Et le résultat ? "On jugera au final", avance-t-il prudemment. Et de trier : "Ce qui ne nous va pas, c'est tout ce qui facilite le licenciement à peu de frais. Ce qui nous va, c'est le retour en force de la branche [plutôt que le niveau de l'entreprise] pour les négociations. On passe de six à onze domaines verrouillés par les branches. C'est un progrès", se félicite le syndicaliste. "Mais certains éléments de négociation, comme les primes, ont été renvoyés aux entreprises", fait remarquer à contrario l'historien Stéphane Sirot.

Opposant résolu à la loi Travail sous le quinquennat précédent, Jean-Claude Mailly fait désormais figure d'interlocuteur privilégié du ministère du Travail, explique France 2 dans cette vidéo. "Un retour aux sources, commente Stéphane Sirot. C'est le fond réformiste de FO que l'on voit ressurgir." 


Réforme du Code du travail : l’histoire secrète du revirement de Jean-Claude Mailly

Une volonté d'économiser ses forces

Début de quinquennat oblige, la manifestation du 12 septembre risque d'être suivie d'autres mobilisations dans la rue, à commencer par celle du 23 septembre, à l'initiative de la France insoumise. S'agit-il de couper lherbe sous le pied de Jean-Luc Mélenchon ? La CGT a également appelé, vendredi 8 septembre, à une nouvelle journée de mobilisation nationale, le 21 septembre. Car Emmanuel Macron multiplie les annonces susceptibles de faire monter la fièvre sociale. Dernière en date : celle sur les régimes spéciaux de la SNCF, à laquelle il veut mettre fin. "Ça va fédérer salariés publics et privés au lieu de les diviser", assure Fabrice Michaud.

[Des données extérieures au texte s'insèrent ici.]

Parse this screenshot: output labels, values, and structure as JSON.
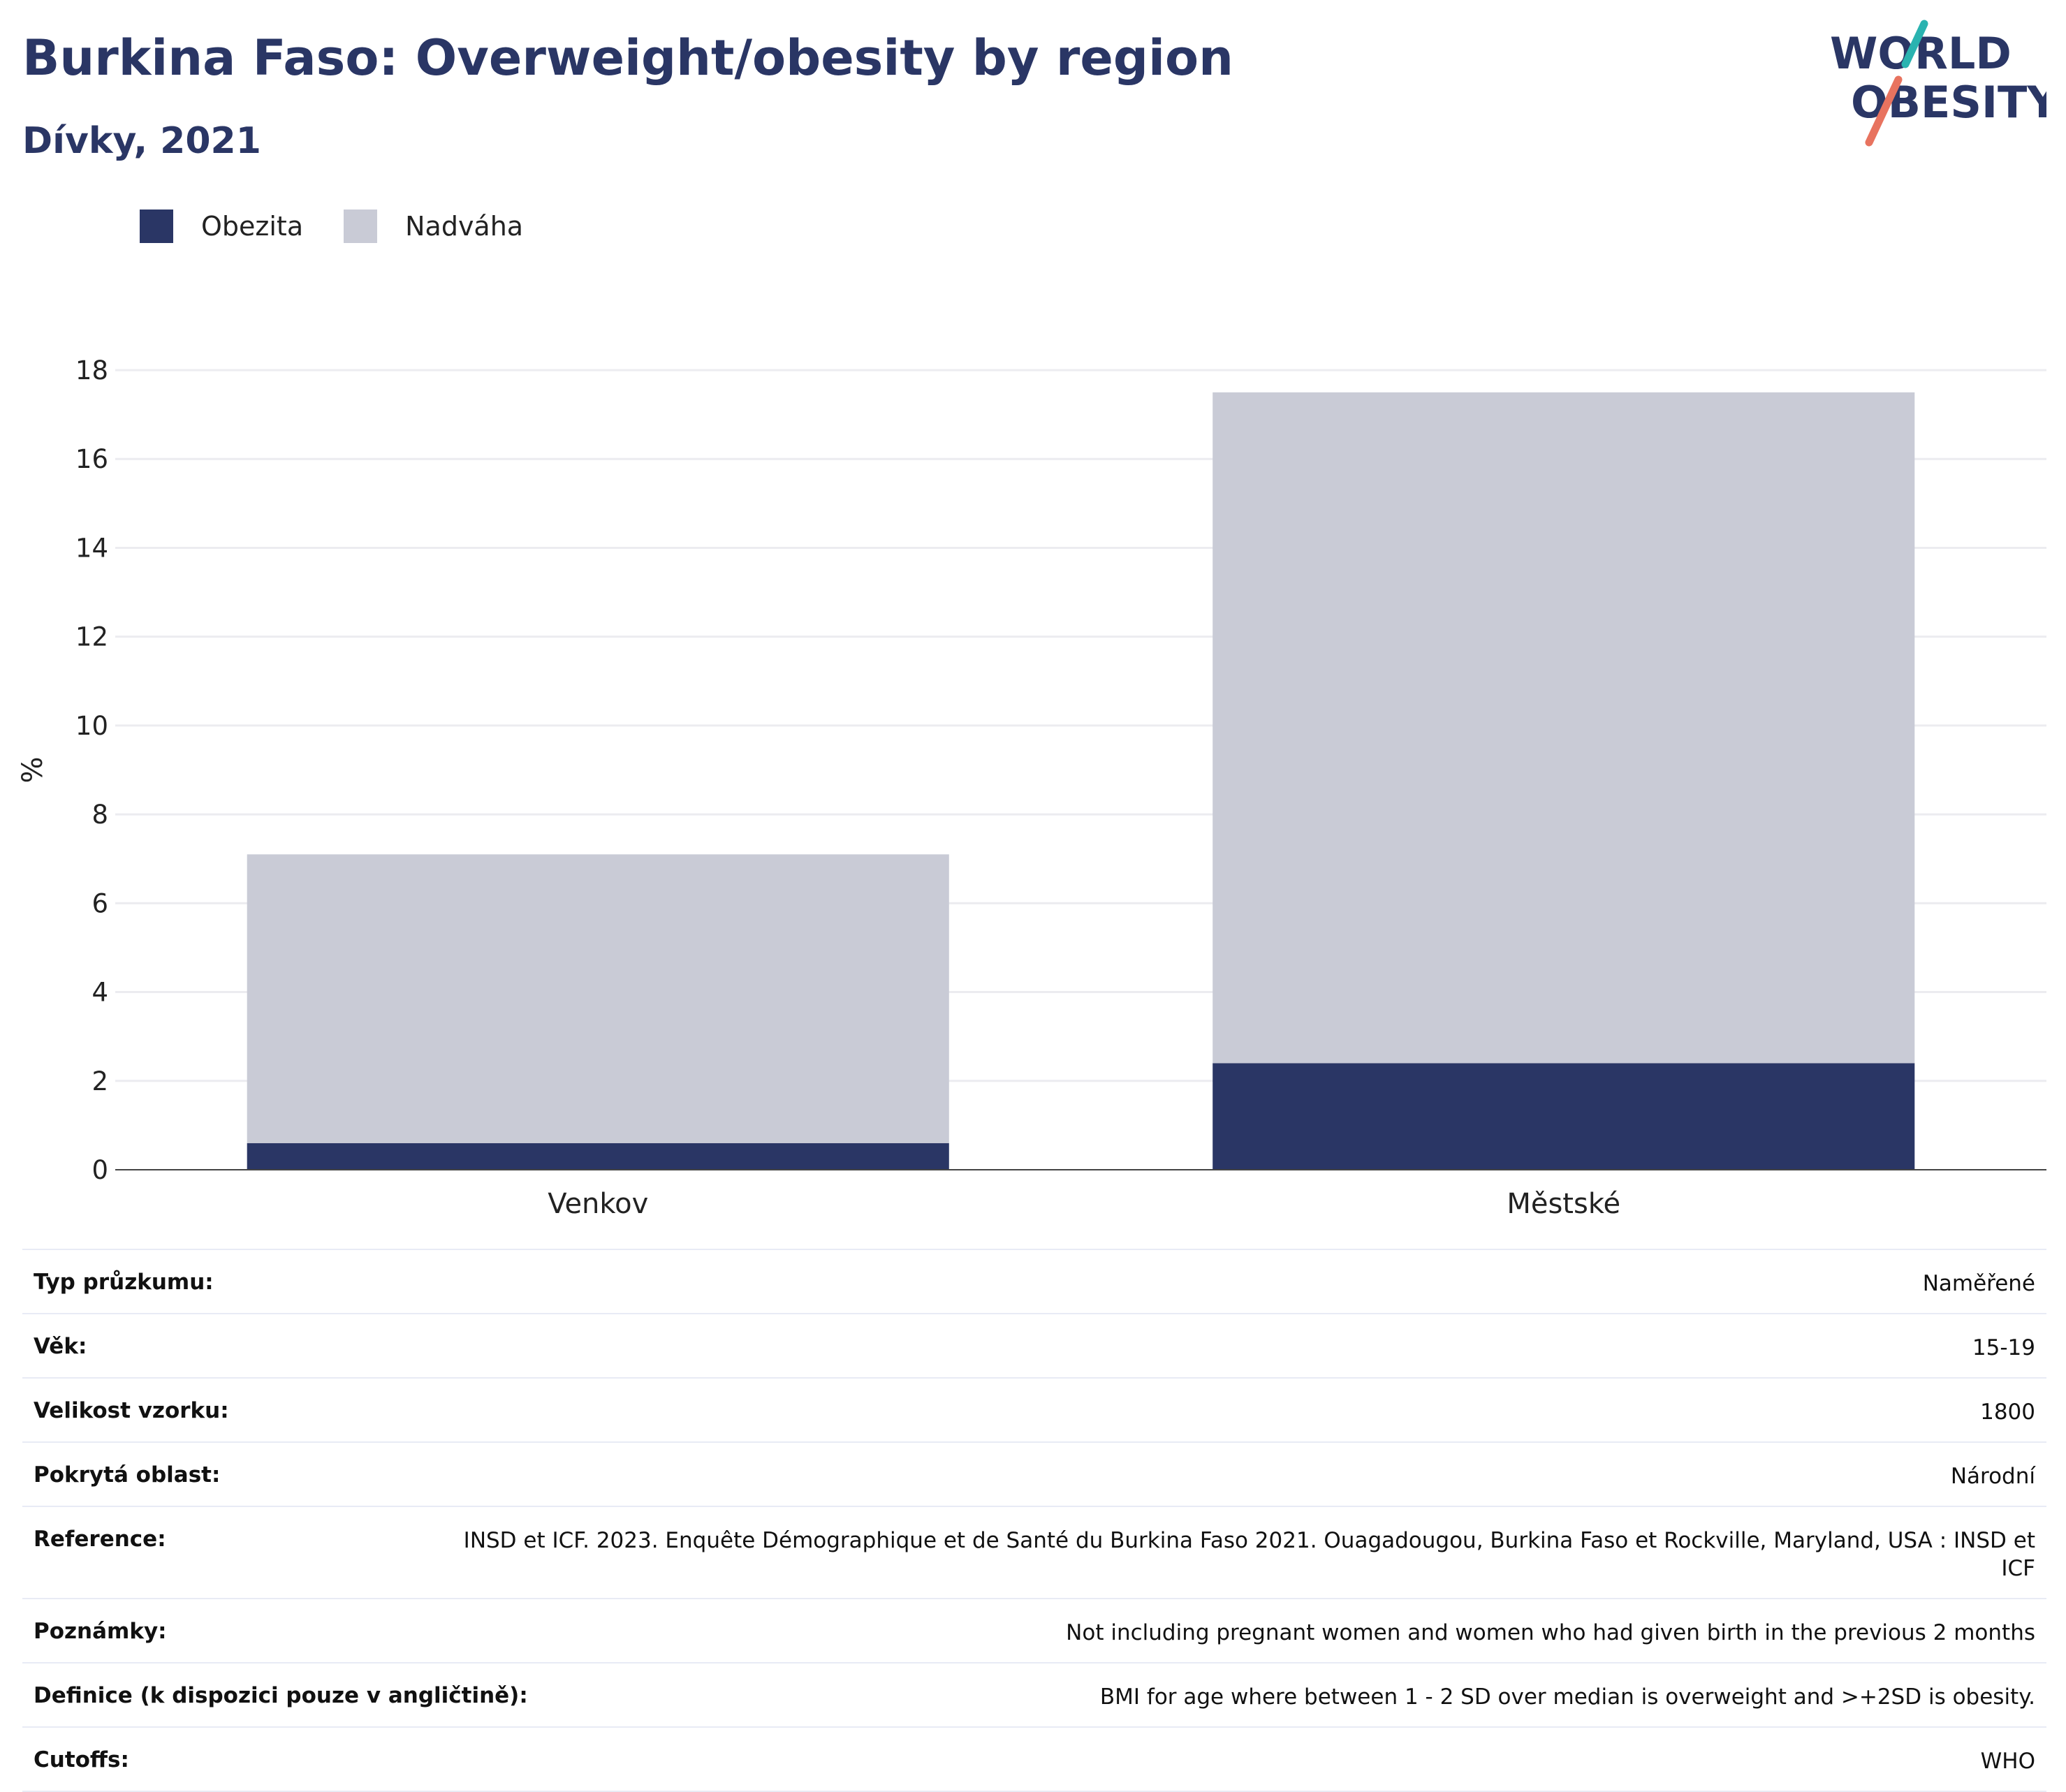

Quelle stratégie adopter face à cette déferlante d'annonces ? Faut-il essayer de créer un rapport de force très tôt ? Attendre davantage ? Faire des manifestations catégorielles ? "Notre fédération n'appelle pas officiellement à la grève le 12 septembre, parce que les fonctionnaires ne sont pas touchés par la réforme du Code du travail", déclare à franceinfo Christian Grolier, de l’UIAFP-FO (l’Union interfédérale des agents de la fonction publique). Mais il prévoit des mobilisations sur les salaires, avec la confirmation du gel du point d'indice des fonctionnaires en 2018 et la hausse de la CSG.

La direction de FO pourrait également appeler à manifester face à la réforme imminente de l'assurance chômage, qui inquiète sérieusement Jean-Claude Mailly. Et même la CFDT, qui n'appelle pas à manifester le 12 septembre, met en avant un "rassemblement militant le 3 octobre" et assure réfléchir à des formes d'action. Une stratégie qui pourrait poser problème avec un risque d'éparpillement et qui réduirait la force de frappe des syndicats, selon Stéphane Sirot. 

A force de négocier de plus en plus, les syndicats ont désappris les techniques traditionnelles de mobilisation des salariés.Stéphane Sirot, historien du mouvement socialà france info

"Il y a encore beaucoup de conflits, mais ponctuels. Les syndicats n'arrivent plus à cristalliser. Et en face, il y a un patronat très combatif, très revendicatif, qui a du mal à accepter un contre-pouvoir." poursuit l''historien. Et d'évoquer l'interview du secrétaire général de la CFDT, Laurent Berger, dans Le Monde, qui se dit "très déçu" de la réforme : "Peu de nos propositions ont été retenues. Nous avons le sentiment que l’on reconnaît la présence syndicale a minima, sans lui donner les moyens de se déployer". Mais quelle conclusion en tire-t-il ? Stéphane Sirot remarque que la "déception" de la CFDT ne semble pas se traduire en actions concrètes pour obtenir satisfaction.